Saturday, June 20, 2015

Depression, suicide, and the Cross as hope in reality

I found it highly telling that yesterday when I posted an article from the Deseret News on my Facebook timeline ("Utah ranks 5th for overdose deaths, 14th overall for injury deaths") that highlighted findings from a report compiled by the Trust for America's Health and the Robert Wood Johnson Foundation, "The Facts Hurt, A State by State Injury Prevention Policy Report, 2015," nobody responded either by commenting or "liking." It seems that some facts do, indeed, hurt.

Given that Utah's suicide rate is way way higher than the nationwide average (national average is 12.5 suicides per 100,000 and Utah's is 20.6 per 100,00), I also found it telling that this disturbing fact (I will try not to go off on a philosophical discourse about the nature of a "fact") was not noted in the lengthy headline. It's tough stuff and, I believe that here in Utah, there are some deep underlying socio-religious causes.

Needless to say, given my own struggles, these measures of events that happen in the world pre-occupied me a good portion of yesterday afternoon, especially in light of the mass murder in Charleston. For many people, including me, it's all too easy for what happened in Charleston this week to only highlight our fear and our insecurity, maybe even robbing us of our hope. Instead, let's let it provoke the question, "In who or what do I place my hope?" My hope lies in the the beautiful witness of those who were senselessly gunned down, the lone survivor, who, in the ego-manical machinations of the killer, was let go to tell the world what happened, and that of their surviving family members (see "‘I forgive you.’ Relatives of Charleston church shooting victims address Dylann Roof").



It was wonderful that this post by Heather Parrie showed up this morning in my Facebook feed. She deals very forthrightly with the reality of depression, the kind that leads to contemplation of ending it all: "The Semicolon Project"
We’ll start here: a semi-colon is a place in a sentence where the author has the decision to stop with a period, but chooses not to. A semi-colon is a reminder to pause and then keep going... I got this tattoo as a promise to myself that I would never willingly end my sentence
I would never presume to speak about these matters on behalf of anyone other than myself, but I often find it very difficult, close to impossible, to face reality, to deal with the circumstances in which I find myself. As a a result, I waste a lot of time and energy wishing for a change of circumstances. This week I finished re-reading Fergus Kerr's Thomas Aquinas: A Very Short Introduction while sitting by the pool at the Boy Scout Camp in Millcreek Canyon, a beautiful outdoor setting in a lovely corner of God's creation, which helped me experience, again, the reality that creation itself is a sacrament. I ran across this, which I found useful, timely, and a provocation:
On Thomas's view, we pray in order to dispose ourselves so as to receive properly what God wills to give us. We pray, so to speak, to change, not God's will, but our own disposition (82)
Don't worry, Thomas accounts for that which God determines to fulfill precisely through our prayers, but that is beside the point I am trying to make.
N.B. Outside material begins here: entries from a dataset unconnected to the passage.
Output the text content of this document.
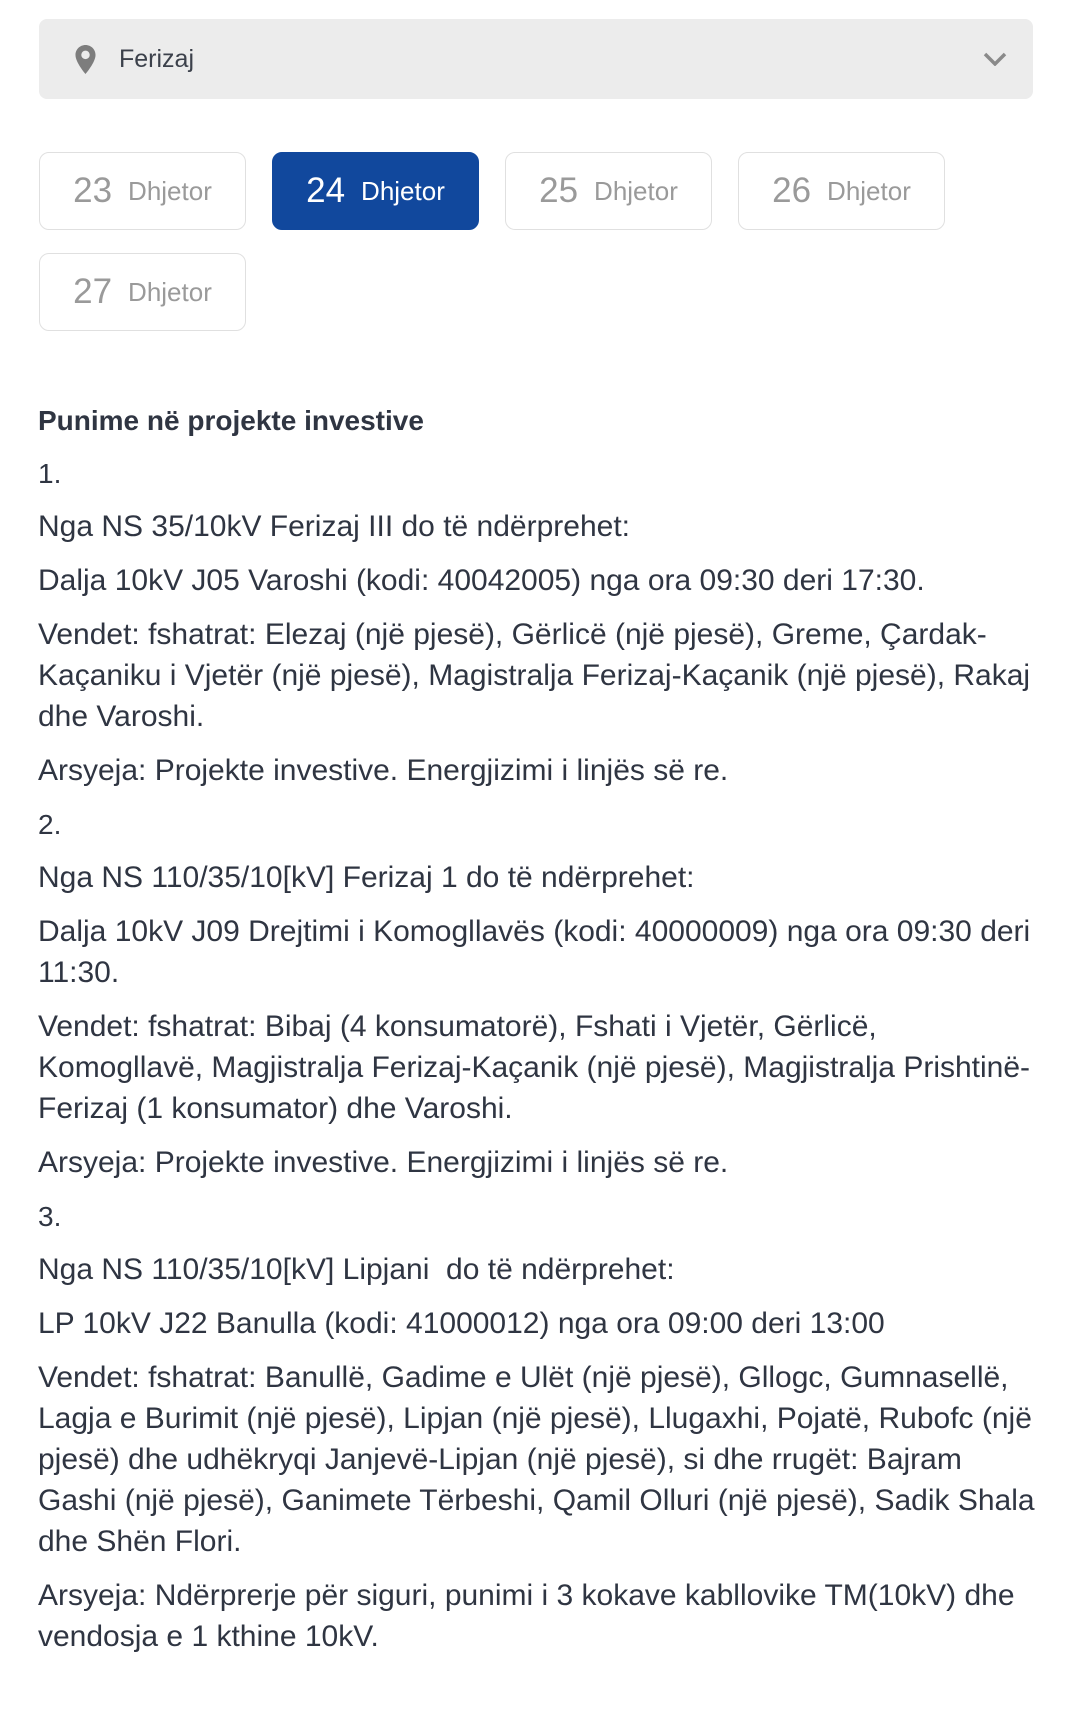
Ferizaj
23 Dhjetor	24 Dhjetor	25 Dhjetor	26 Dhjetor
27 Dhjetor

Punime në projekte investive

1.

Nga NS 35/10kV Ferizaj III do të ndërprehet:

Dalja 10kV J05 Varoshi (kodi: 40042005) nga ora 09:30 deri 17:30.

Vendet: fshatrat: Elezaj (një pjesë), Gërlicë (një pjesë), Greme, Çardak-Kaçaniku i Vjetër (një pjesë), Magistralja Ferizaj-Kaçanik (një pjesë), Rakaj dhe Varoshi.

Arsyeja: Projekte investive. Energjizimi i linjës së re.

2.

Nga NS 110/35/10[kV] Ferizaj 1 do të ndërprehet:

Dalja 10kV J09 Drejtimi i Komogllavës (kodi: 40000009) nga ora 09:30 deri 11:30.

Vendet: fshatrat: Bibaj (4 konsumatorë), Fshati i Vjetër, Gërlicë, Komogllavë, Magjistralja Ferizaj-Kaçanik (një pjesë), Magjistralja Prishtinë-Ferizaj (1 konsumator) dhe Varoshi.

Arsyeja: Projekte investive. Energjizimi i linjës së re.

3.

Nga NS 110/35/10[kV] Lipjani  do të ndërprehet:

LP 10kV J22 Banulla (kodi: 41000012) nga ora 09:00 deri 13:00

Vendet: fshatrat: Banullë, Gadime e Ulët (një pjesë), Gllogc, Gumnasellë, Lagja e Burimit (një pjesë), Lipjan (një pjesë), Llugaxhi, Pojatë, Rubofc (një pjesë) dhe udhëkryqi Janjevë-Lipjan (një pjesë), si dhe rrugët: Bajram Gashi (një pjesë), Ganimete Tërbeshi, Qamil Olluri (një pjesë), Sadik Shala dhe Shën Flori.

Arsyeja: Ndërprerje për siguri, punimi i 3 kokave kabllovike TM(10kV) dhe vendosja e 1 kthine 10kV.
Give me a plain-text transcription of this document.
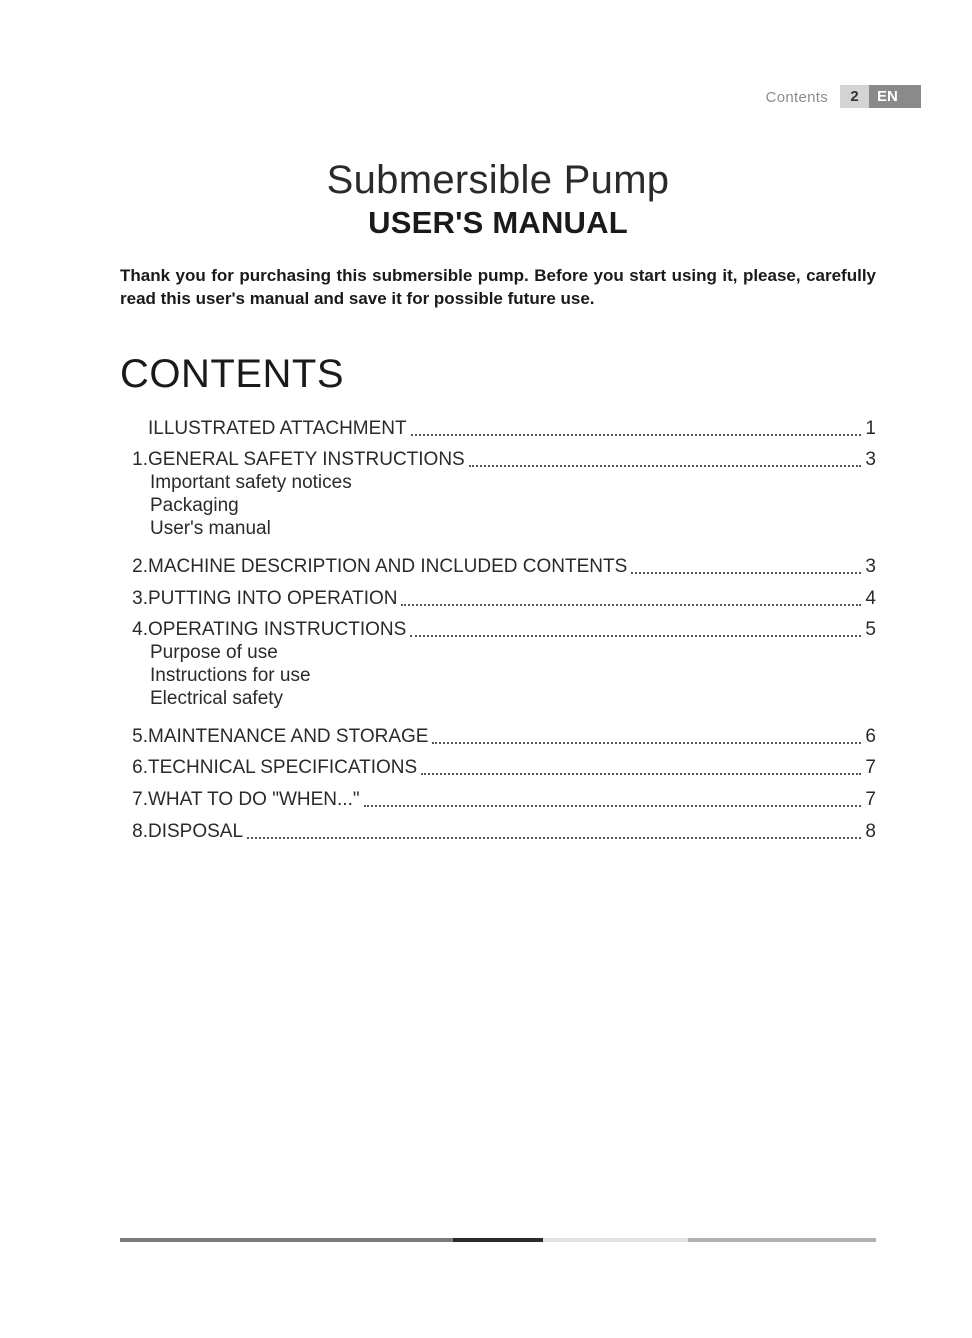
Contents	2	EN
Submersible Pump
USER'S MANUAL
Thank you for purchasing this submersible pump. Before you start using it, please, carefully read this user's manual and save it for possible future use.
CONTENTS
ILLUSTRATED ATTACHMENT	1
1. GENERAL SAFETY INSTRUCTIONS	3
Important safety notices
Packaging
User's manual
2. MACHINE DESCRIPTION AND INCLUDED CONTENTS	3
3. PUTTING INTO OPERATION	4
4. OPERATING INSTRUCTIONS	5
Purpose of use
Instructions for use
Electrical safety
5. MAINTENANCE AND STORAGE	6
6. TECHNICAL SPECIFICATIONS	7
7. WHAT TO DO "WHEN..."	7
8. DISPOSAL	8
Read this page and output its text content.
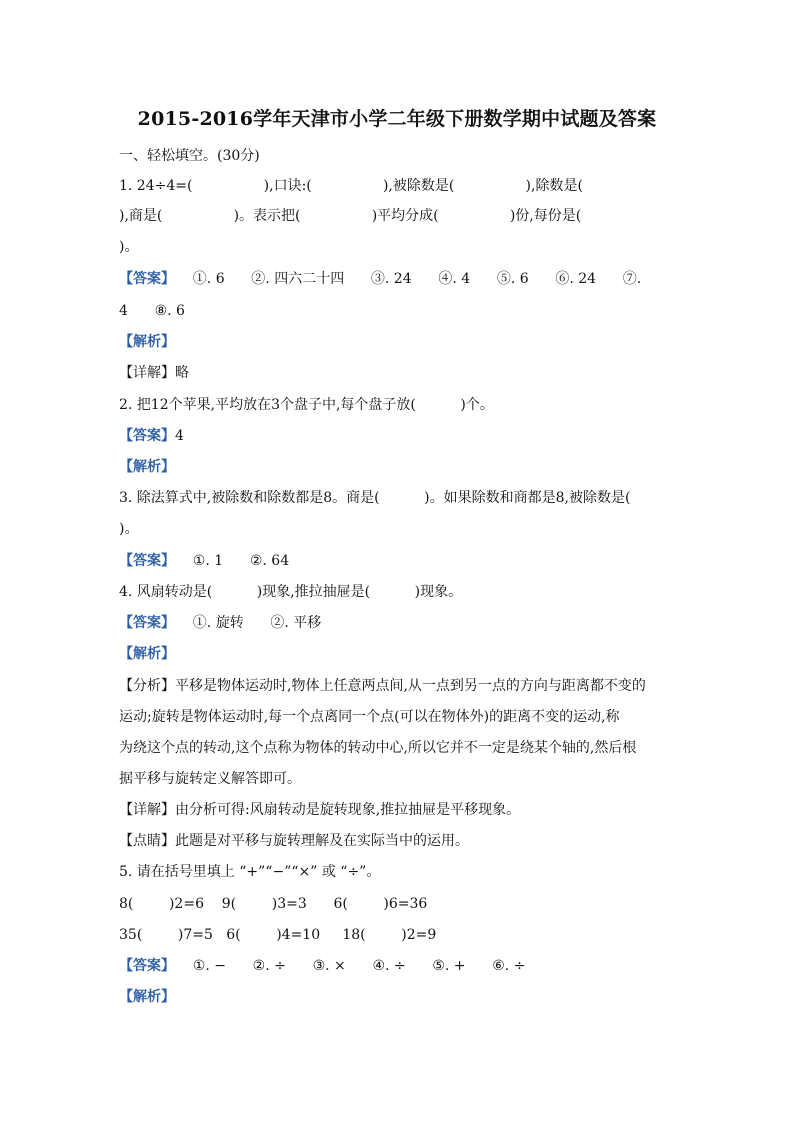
2015-2016学年天津市小学二年级下册数学期中试题及答案
一、轻松填空。(30分)
1. 24÷4=(                ),口诀:(                ),被除数是(                ),除数是(
),商是(                )。表示把(                )平均分成(                )份,每份是(
)。
【答案】    ①. 6      ②. 四六二十四      ③. 24      ④. 4      ⑤. 6      ⑥. 24      ⑦.
4      ⑧. 6
【解析】
【详解】略
2. 把12个苹果,平均放在3个盘子中,每个盘子放(          )个。
【答案】4
【解析】
3. 除法算式中,被除数和除数都是8。商是(          )。如果除数和商都是8,被除数是(
)。
【答案】    ①. 1      ②. 64
4. 风扇转动是(          )现象,推拉抽屉是(          )现象。
【答案】    ①. 旋转      ②. 平移
【解析】
【分析】平移是物体运动时,物体上任意两点间,从一点到另一点的方向与距离都不变的
运动;旋转是物体运动时,每一个点离同一个点(可以在物体外)的距离不变的运动,称
为绕这个点的转动,这个点称为物体的转动中心,所以它并不一定是绕某个轴的,然后根
据平移与旋转定义解答即可。
【详解】由分析可得:风扇转动是旋转现象,推拉抽屉是平移现象。
【点睛】此题是对平移与旋转理解及在实际当中的运用。
5. 请在括号里填上 “+”“−”“×” 或 “÷”。
8(        )2=6    9(        )3=3      6(        )6=36
35(        )7=5   6(        )4=10     18(        )2=9
【答案】    ①. −      ②. ÷      ③. ×      ④. ÷      ⑤. +      ⑥. ÷
【解析】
I found Kerr's summary of the Angelic Doctor on prayer useful because it showed me, yet again, that reality, when engaged according all the factors that together constitute it, is cruciform. If I take the cruciform shape of reality as axiomatic, then, by definition, at times life is inevitably painful. So when, and, at least for me, only when, united with Christ's suffering my pain bears fruit, has a point, a purpose, an end towards which it is directed- the ultimate end for which I have been lovingly and uniquely created and redeemed. In this way, my pain becomes my sanctification. But I am aware that this pain can also be my (self-imposed) damnation. I don't mind sharing that in my sometimes realistic grappling with these things part of my inner dialogue is telling myself, "Lean into the Cross until you have splinters in your hands, on your cheek, on your forehead, and in your chest." Now, this may not be useful for everyone. It is useless to anyone who does not have a sense of just how much s/he is loved by the Lord. It is one of the ways I experience His love most directly.

It's pretty damn difficult to stand-up with a boulder on your back and ask for help. This is true for a lot of general reasons, but even more true for specific reasons peculiar to the person who is being crushed by this weight; everyone experiences these things through the prism of her/his personality. And so, for those truly struggling, it's not easy to just say to that person, "If you're feeling the weight crushing you, reach out for help." Here's something useful: if you know someone who struggles with these things, call her, text him, email, just let that person know you're thinking about them and you care for them, remind that person s/he matters to you. If you are blessed not to be so afflicted, these simple, consistent actions mean more than you'll ever know. We live in a society and culture that induces existential angst and produces mental disorders.



Heather went on to write this about her tatoo -
Another thing: my tattoo is just slightly crooked. At first that bothered me. And then I remembered that life’s a little crooked, too. And now I love it even more
I am more than a little off-center, that is, eccentric, which, I strongly believe, makes the One who loves me with an unfathomable, unfailing love, love me all the more.

For further reflection, I invite you to pray with Psalm 139.